The abuse stopped one night when LeMond recalled a moment that changed his life forever.
“My mom got all my dad’s stuff and threw it out the window and yelled, ‘I want all your dead-beat friends out of here.’ My dad quit drinking, the freeloaders were gone and the abuse stopped.”
But the memories lingered – and festered.
There were some bright moments, but they too became cloudy and overcast.
LeMond’s father began cycling with his son and soon became his manager.
That led to another crisis, as LeMond explains, “I no longer became his son. I was just a commodity.”
Soon, LeMond was an international celebrity.
“I basically re-invented myself,” said LeMond, who also suffers from ADD. “When I won the Tour de France, all I could think was, ‘What if this guy outs me?’ I was terrified.”
After winning the Tour in 1986, he was accidentally shot by his brother-in-law while they were turkey hunting. He stunned the cycling world by coming back and claiming two more victories.
But LeMond’s travel schedule took a toll on his family, especially his son Geoffrey, who was born in 1986.
“He had so much anxiety,” LeMond said. “When I left, he was afraid I wasn’t coming back.”
Geoffrey’s anxiety level reached the breaking point when he was teenager.
He had an argument with his father.
“He called me a horrible father,” LeMond recalled, “and I guess I was. I was on the road 200 days a year and was not there when he was growing up.”
He wanted to tell his son about the abuse that had taken place when he was 11 or 12, but he couldn’t muster the courage.
“One night, I got (expletive deleted) faced,” LeMond said. “I drank a bottle of scotch and was going to tell Kathy, but I couldn’t.”

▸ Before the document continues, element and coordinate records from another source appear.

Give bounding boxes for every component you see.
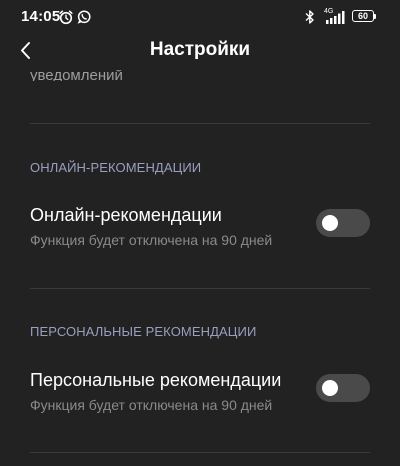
- setting-title: Персональные рекомендации: [30, 370, 282, 390]
- signal-strength-icon: [326, 11, 345, 24]
- divider: [30, 288, 370, 289]
- clip-mask: [0, 62, 400, 70]
- status-time: 14:05: [21, 8, 61, 25]
- setting-summary: Функция будет отключена на 90 дней: [30, 397, 273, 413]
- toggle-knob: [322, 380, 338, 396]
- alarm-clock-icon: [59, 10, 73, 25]
- personal-recommendations-toggle[interactable]: [316, 374, 370, 402]
- toggle-knob: [322, 215, 338, 231]
- battery-cap: [374, 14, 376, 19]
- divider: [30, 452, 370, 453]
- battery-indicator: 60: [352, 10, 374, 22]
- page-title: Настройки: [149, 39, 251, 60]
- setting-online-recommendations[interactable]: Онлайн-рекомендации Функция будет отключ…: [0, 205, 400, 265]
- section-header-personal: ПЕРСОНАЛЬНЫЕ РЕКОМЕНДАЦИИ: [30, 324, 257, 339]
- online-recommendations-toggle[interactable]: [316, 209, 370, 237]
- setting-title: Онлайн-рекомендации: [30, 205, 222, 225]
- divider: [30, 123, 370, 124]
- battery-level: 60: [357, 11, 368, 21]
- bluetooth-icon: [305, 10, 314, 24]
- setting-summary: Функция будет отключена на 90 дней: [30, 232, 273, 248]
- section-header-online: ОНЛАЙН-РЕКОМЕНДАЦИИ: [30, 160, 202, 175]
- whatsapp-icon: [77, 10, 91, 24]
- setting-personal-recommendations[interactable]: Персональные рекомендации Функция будет …: [0, 370, 400, 430]
- status-bar: 14:05 4G 60: [0, 0, 400, 36]
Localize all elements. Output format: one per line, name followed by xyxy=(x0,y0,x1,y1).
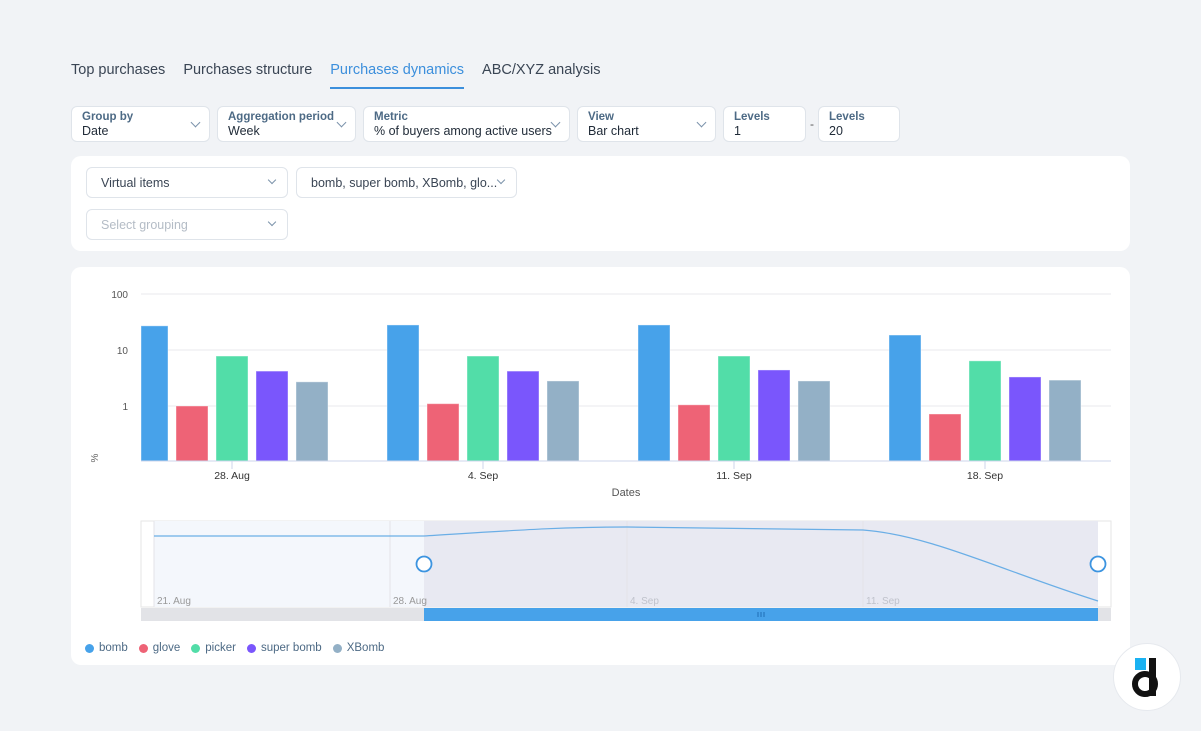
levels-to-label: Levels xyxy=(829,111,865,123)
tab-abc-xyz-analysis[interactable]: ABC/XYZ analysis xyxy=(482,62,600,89)
group-by-select[interactable]: Group by Date xyxy=(71,106,210,142)
legend-marker-icon xyxy=(246,643,256,653)
legend-label: bomb xyxy=(99,642,128,654)
tab-top-purchases[interactable]: Top purchases xyxy=(71,62,165,89)
legend-marker-icon xyxy=(85,643,94,653)
aggregation-period-label: Aggregation period xyxy=(228,111,335,123)
aggregation-period-select[interactable]: Aggregation period Week xyxy=(217,106,356,142)
chevron-down-icon xyxy=(267,217,277,227)
chevron-down-icon xyxy=(496,175,506,185)
legend-label: picker xyxy=(205,642,236,654)
levels-from-input[interactable]: Levels 1 xyxy=(723,106,806,142)
metric-value: % of buyers among active users xyxy=(374,124,552,138)
filter-bar: Group by Date Aggregation period Week Me… xyxy=(71,106,900,142)
levels-from-value: 1 xyxy=(734,124,741,138)
chevron-down-icon xyxy=(267,175,277,185)
chart-legend: bomb glove picker super bomb XBomb xyxy=(85,642,384,654)
legend-label: glove xyxy=(152,642,181,654)
legend-label: XBomb xyxy=(346,642,385,654)
legend-item-glove[interactable]: glove xyxy=(138,642,181,654)
items-select[interactable]: bomb, super bomb, XBomb, glo... xyxy=(296,167,517,198)
view-value: Bar chart xyxy=(588,124,639,138)
tab-bar: Top purchases Purchases structure Purcha… xyxy=(71,62,601,89)
legend-label: super bomb xyxy=(260,642,322,654)
view-select[interactable]: View Bar chart xyxy=(577,106,716,142)
legend-marker-icon xyxy=(332,643,342,653)
legend-item-bomb[interactable]: bomb xyxy=(85,642,128,654)
levels-separator: - xyxy=(810,117,814,131)
levels-from-label: Levels xyxy=(734,111,770,123)
levels-to-value: 20 xyxy=(829,124,843,138)
legend-marker-icon xyxy=(191,643,201,653)
item-type-value: Virtual items xyxy=(101,176,170,190)
grouping-select[interactable]: Select grouping xyxy=(86,209,288,240)
metric-select[interactable]: Metric % of buyers among active users xyxy=(363,106,570,142)
legend-item-super-bomb[interactable]: super bomb xyxy=(246,642,322,654)
group-by-value: Date xyxy=(82,124,109,138)
aggregation-period-value: Week xyxy=(228,124,260,138)
levels-to-input[interactable]: Levels 20 xyxy=(818,106,900,142)
view-label: View xyxy=(588,111,614,123)
group-by-label: Group by xyxy=(82,111,134,123)
legend-item-xbomb[interactable]: XBomb xyxy=(332,642,385,654)
devtodev-logo xyxy=(1113,643,1181,711)
tab-purchases-dynamics[interactable]: Purchases dynamics xyxy=(330,62,465,89)
legend-marker-icon xyxy=(138,643,148,653)
items-value: bomb, super bomb, XBomb, glo... xyxy=(311,176,498,190)
chart-card xyxy=(71,267,1130,665)
item-type-select[interactable]: Virtual items xyxy=(86,167,288,198)
grouping-placeholder: Select grouping xyxy=(101,218,188,232)
logo-icon xyxy=(1132,658,1158,697)
segment-card: Virtual items bomb, super bomb, XBomb, g… xyxy=(71,156,1130,251)
tab-purchases-structure[interactable]: Purchases structure xyxy=(183,62,312,89)
metric-label: Metric xyxy=(374,111,408,123)
legend-item-picker[interactable]: picker xyxy=(191,642,236,654)
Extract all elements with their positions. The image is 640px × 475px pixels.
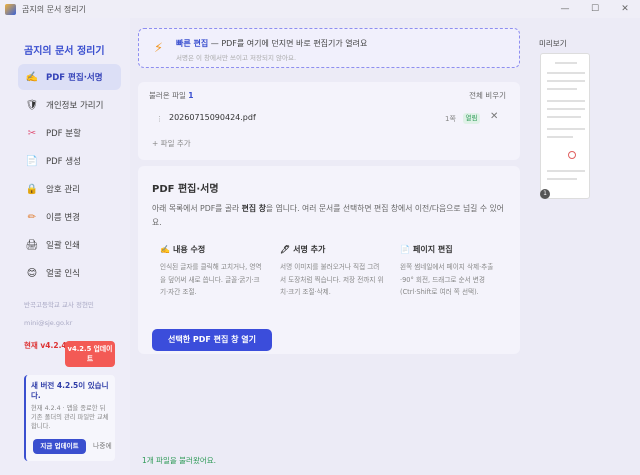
shield-icon: 🛡 — [25, 99, 39, 111]
minimize-button[interactable]: — — [550, 0, 580, 18]
update-now-button[interactable]: 지금 업데이트 — [33, 439, 86, 454]
clear-all-button[interactable]: 전체 비우기 — [469, 90, 506, 101]
preview-label: 미리보기 — [539, 39, 567, 48]
sidebar-item-label: 개인정보 가리기 — [46, 101, 104, 111]
sidebar-item-label: 일괄 인쇄 — [46, 241, 80, 251]
version-row: 현재 v4.2.4 — [24, 340, 67, 351]
sidebar-item-label: PDF 편집·서명 — [46, 73, 103, 83]
window-title: 곰지의 문서 정리기 — [22, 4, 86, 14]
file-list-header: 불러온 파일 1 — [149, 91, 194, 100]
printer-icon: 🖨 — [25, 239, 39, 251]
file-list-card: 불러온 파일 1 전체 비우기 ⋮ 20260715090424.pdf 1쪽 … — [138, 82, 520, 160]
update-title: 새 버전 4.2.5이 있습니다. — [31, 381, 109, 400]
sidebar-item-label: 얼굴 인식 — [46, 269, 80, 279]
title-bar: 곰지의 문서 정리기 — [0, 0, 640, 18]
update-desc: 현재 4.2.4 · 앱을 종료한 뒤 기존 폴더의 관리 파일만 교체합니다. — [31, 405, 109, 430]
stamp-mark — [568, 151, 576, 159]
status-message: 1개 파일을 불러왔어요. — [142, 456, 217, 465]
feature-card-edit: ✍️ 내용 수정 인식된 글자를 클릭해 고치거나, 영역을 덮어써 새로 씁니다… — [150, 236, 268, 322]
later-button[interactable]: 나중에 — [93, 439, 112, 454]
sidebar-item-rename[interactable]: ✏ 이름 변경 — [18, 204, 121, 230]
sidebar-item-label: PDF 생성 — [46, 157, 81, 167]
sidebar-item-label: 암호 관리 — [46, 185, 80, 195]
drag-handle-icon[interactable]: ⋮ — [156, 115, 163, 123]
sidebar-item-privacy[interactable]: 🛡 개인정보 가리기 — [18, 92, 121, 118]
feature-title: 📄 페이지 편집 — [400, 245, 453, 254]
pen-icon: 🖊 — [280, 245, 291, 254]
feature-desc: 왼쪽 썸네일에서 페이지 삭제·추출·90° 회전, 드래그로 순서 변경(Ct… — [400, 263, 494, 296]
sidebar-item-label: 이름 변경 — [46, 213, 80, 223]
feature-title: ✍️ 내용 수정 — [160, 245, 206, 254]
update-card: 새 버전 4.2.5이 있습니다. 현재 4.2.4 · 앱을 종료한 뒤 기존… — [24, 375, 115, 461]
author-org: 반곡고등학교 교사 정현민 — [24, 301, 94, 309]
sidebar-item-face[interactable]: 😊 얼굴 인식 — [18, 260, 121, 286]
document-icon: 📄 — [400, 245, 410, 254]
lightning-icon: ⚡ — [154, 41, 164, 56]
maximize-button[interactable]: ☐ — [580, 0, 610, 18]
smile-icon: 😊 — [26, 267, 38, 279]
author-email: mini@sje.go.kr — [24, 319, 73, 327]
app-icon — [5, 3, 16, 15]
panel-title: PDF 편집·서명 — [152, 184, 219, 195]
lock-icon: 🔒 — [25, 183, 39, 195]
preview-pane: 미리보기 1 — [530, 28, 640, 475]
add-file-button[interactable]: + 파일 추가 — [152, 138, 191, 149]
pencil-icon: ✏ — [27, 211, 37, 223]
page-thumbnail[interactable]: 1 — [540, 53, 590, 199]
sidebar-item-split[interactable]: ✂ PDF 분할 — [18, 120, 121, 146]
pen-hand-icon: ✍️ — [160, 245, 170, 254]
quick-edit-title: 빠른 편집 — PDF를 여기에 던지면 바로 편집기가 열려요 — [176, 39, 368, 48]
file-name: 20260715090424.pdf — [169, 113, 256, 122]
file-pages: 1쪽 — [445, 115, 456, 123]
quick-edit-subtitle: 서명은 이 창에서만 쓰이고 저장되지 않아요. — [176, 54, 297, 62]
current-version: 현재 v4.2.4 — [24, 341, 67, 350]
feature-card-pages: 📄 페이지 편집 왼쪽 썸네일에서 페이지 삭제·추출·90° 회전, 드래그로 … — [390, 236, 508, 322]
feature-desc: 서명 이미지를 불러오거나 직접 그려서 도장처럼 찍습니다. 저장 전까지 위… — [280, 263, 384, 296]
sidebar-item-label: PDF 분할 — [46, 129, 81, 139]
sidebar-item-create[interactable]: 📄 PDF 생성 — [18, 148, 121, 174]
feature-desc: 인식된 글자를 클릭해 고치거나, 영역을 덮어써 새로 씁니다. 글꼴·굵기·… — [160, 263, 262, 296]
feature-title: 🖊 서명 추가 — [280, 245, 326, 254]
pen-hand-icon: ✍️ — [25, 71, 39, 83]
open-editor-button[interactable]: 선택한 PDF 편집 창 열기 — [152, 329, 272, 351]
scissors-icon: ✂ — [27, 127, 37, 139]
page-number-badge: 1 — [540, 189, 550, 199]
panel-description: 아래 목록에서 PDF를 골라 편집 창을 엽니다. 여러 문서를 선택하면 편… — [152, 204, 504, 227]
pdf-edit-panel: PDF 편집·서명 아래 목록에서 PDF를 골라 편집 창을 엽니다. 여러 … — [138, 166, 520, 354]
update-badge-button[interactable]: v4.2.5 업데이트 — [65, 341, 115, 367]
remove-file-icon[interactable]: ✕ — [490, 111, 498, 122]
sidebar-brand: 곰지의 문서 정리기 — [24, 46, 105, 57]
document-icon: 📄 — [25, 155, 39, 167]
status-badge: 열림 — [463, 113, 480, 124]
close-button[interactable]: ✕ — [610, 0, 640, 18]
feature-card-sign: 🖊 서명 추가 서명 이미지를 불러오거나 직접 그려서 도장처럼 찍습니다. 저… — [270, 236, 388, 322]
sidebar-item-password[interactable]: 🔒 암호 관리 — [18, 176, 121, 202]
sidebar-item-pdf-edit-sign[interactable]: ✍️ PDF 편집·서명 — [18, 64, 121, 90]
quick-edit-dropzone[interactable]: ⚡ 빠른 편집 — PDF를 여기에 던지면 바로 편집기가 열려요 서명은 이… — [138, 28, 520, 68]
sidebar-item-print[interactable]: 🖨 일괄 인쇄 — [18, 232, 121, 258]
file-row[interactable]: ⋮ 20260715090424.pdf 1쪽 열림 ✕ — [147, 110, 509, 128]
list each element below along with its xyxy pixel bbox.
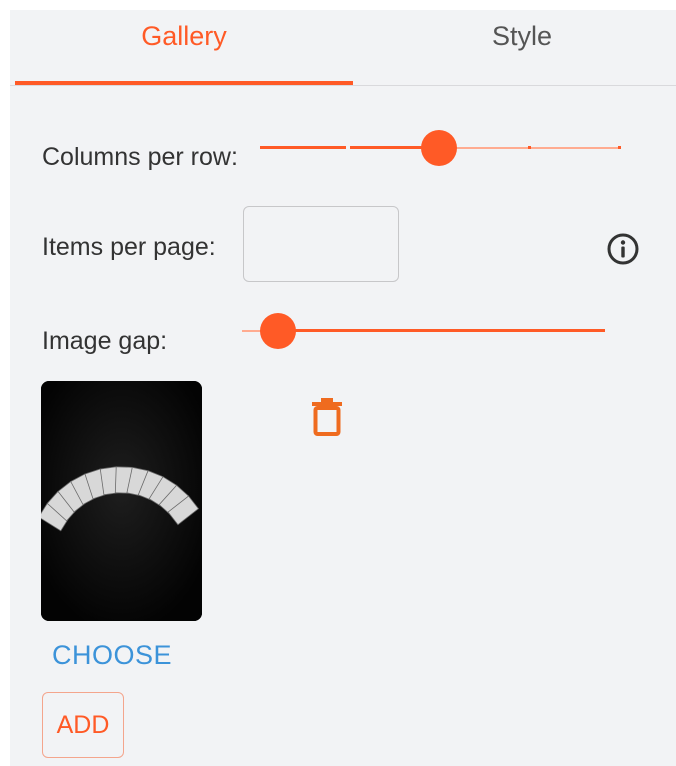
active-tab-indicator [15,81,353,85]
choose-image-link[interactable]: CHOOSE [52,640,172,671]
tab-style[interactable]: Style [353,10,676,85]
playing-cards-image [41,381,202,621]
info-circle-icon[interactable] [606,232,640,266]
slider-tick [528,146,531,149]
slider-tick [618,146,621,149]
slider-track-segment [242,330,262,332]
columns-per-row-label: Columns per row: [42,143,238,171]
trash-icon[interactable] [312,398,342,436]
slider-track-segment [260,146,346,149]
gallery-image-thumbnail[interactable] [41,381,202,621]
image-gap-slider-thumb[interactable] [260,313,296,349]
add-image-button[interactable]: ADD [42,692,124,758]
image-gap-label: Image gap: [42,327,168,355]
items-per-page-label: Items per page: [42,233,216,261]
gallery-settings-panel: Gallery Style Columns per row: Items per… [10,10,676,766]
items-per-page-input[interactable] [243,206,399,282]
slider-track-segment [531,147,620,149]
columns-slider-thumb[interactable] [421,130,457,166]
tab-bar: Gallery Style [10,10,676,86]
slider-track-segment [278,329,605,332]
tab-gallery[interactable]: Gallery [15,10,353,85]
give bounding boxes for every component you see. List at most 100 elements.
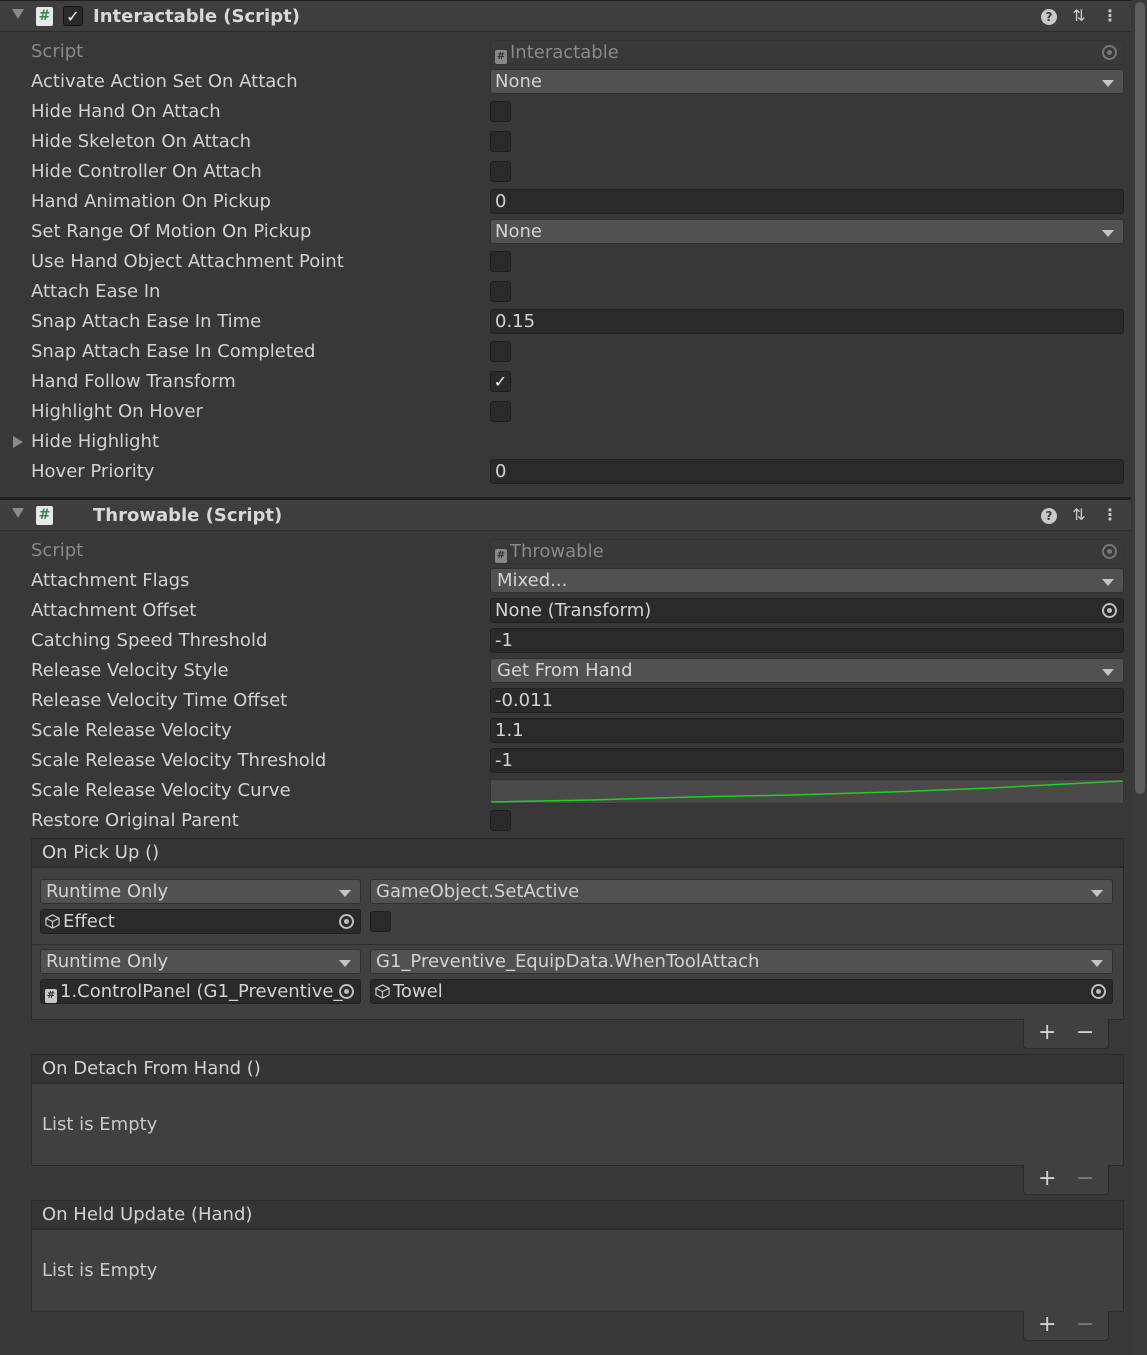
field-label: Hide Hand On Attach	[31, 101, 221, 122]
fold-arrow-icon[interactable]	[12, 508, 24, 518]
add-button[interactable]: +	[1038, 1165, 1056, 1193]
presets-icon[interactable]: ⇅	[1070, 505, 1088, 525]
function-dropdown[interactable]: G1_Preventive_EquipData.WhenToolAttach	[370, 949, 1113, 974]
menu-icon[interactable]: ⋮	[1101, 6, 1119, 26]
add-button[interactable]: +	[1038, 1311, 1056, 1339]
remove-button[interactable]: −	[1076, 1311, 1094, 1339]
field-label: Scale Release Velocity Curve	[31, 780, 291, 801]
attachment-flags-dropdown[interactable]: Mixed...	[490, 568, 1124, 593]
object-picker-icon[interactable]	[1102, 603, 1117, 618]
field-label: Hide Controller On Attach	[31, 161, 262, 182]
on-held-update-list	[31, 1229, 1124, 1312]
script-field[interactable]: # Throwable	[490, 539, 1124, 564]
on-detach-title: On Detach From Hand ()	[31, 1054, 1124, 1083]
dropdown-value: None	[495, 71, 542, 92]
field-label: Attach Ease In	[31, 281, 161, 302]
list-add-remove: + −	[1023, 1019, 1109, 1049]
interactable-header[interactable]: # ✓ Interactable (Script) ? ⇅ ⋮	[0, 0, 1131, 32]
enabled-checkbox[interactable]: ✓	[63, 6, 83, 26]
dropdown-value: Get From Hand	[497, 660, 633, 681]
script-label: Script	[31, 41, 84, 62]
field-label: Scale Release Velocity Threshold	[31, 750, 327, 771]
object-picker-icon[interactable]	[1102, 544, 1117, 559]
gameobject-icon	[45, 914, 60, 929]
throwable-header[interactable]: # Throwable (Script) ? ⇅ ⋮	[0, 499, 1131, 531]
help-icon[interactable]: ?	[1041, 508, 1057, 524]
dropdown-value: None	[495, 221, 542, 242]
argument-object-field[interactable]: Towel	[370, 979, 1113, 1004]
field-label: Release Velocity Style	[31, 660, 229, 681]
empty-list-text: List is Empty	[42, 1260, 158, 1281]
hide-controller-checkbox[interactable]	[490, 161, 511, 182]
highlight-on-hover-checkbox[interactable]	[490, 401, 511, 422]
object-picker-icon[interactable]	[1091, 984, 1106, 999]
empty-list-text: List is Empty	[42, 1114, 158, 1135]
remove-button[interactable]: −	[1076, 1019, 1094, 1047]
hide-hand-checkbox[interactable]	[490, 101, 511, 122]
object-value: None (Transform)	[495, 600, 652, 621]
remove-button[interactable]: −	[1076, 1165, 1094, 1193]
attach-ease-in-checkbox[interactable]	[490, 281, 511, 302]
velocity-curve-field[interactable]	[490, 779, 1124, 804]
object-picker-icon[interactable]	[1102, 45, 1117, 60]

Instead, LeMond left his family, had a brief affair with a woman and determined that he needed help.
Kathy stuck by his side and convinced him to seek therapy.
“I was sabotaging my life, and I needed help,” he said, “and I found it through therapy. I found out that the abuse was not my fault and I was getting some peace in my life. I was supposed to have this fairy tale life. I don’t have a fairy tale life, but now, I have a complete life.”
LeMond recently started 1in6 (www.1in6.org), an online service for abuse victims. The numbers indicate that one in six young men have been sexually abused, but LeMond believes the numbers are much higher because it’s not something most men talk about.
LeMond may soon tour the country, making talks similar to the heart-felt message he conveyed in downtown Kansas City, Kan.
“I look forward to my life as a complete person,” he said. “I’m a husband, a father, a person who has great empathy for people who are struggling. I’m really looking forward to the next stages of my life. I really am.”
Editor’s note: Sunflower House (www.sunflowerhouse.org) is a non-residential child advocacy and abuse prevention center serving Johnson and Wyandotte counties.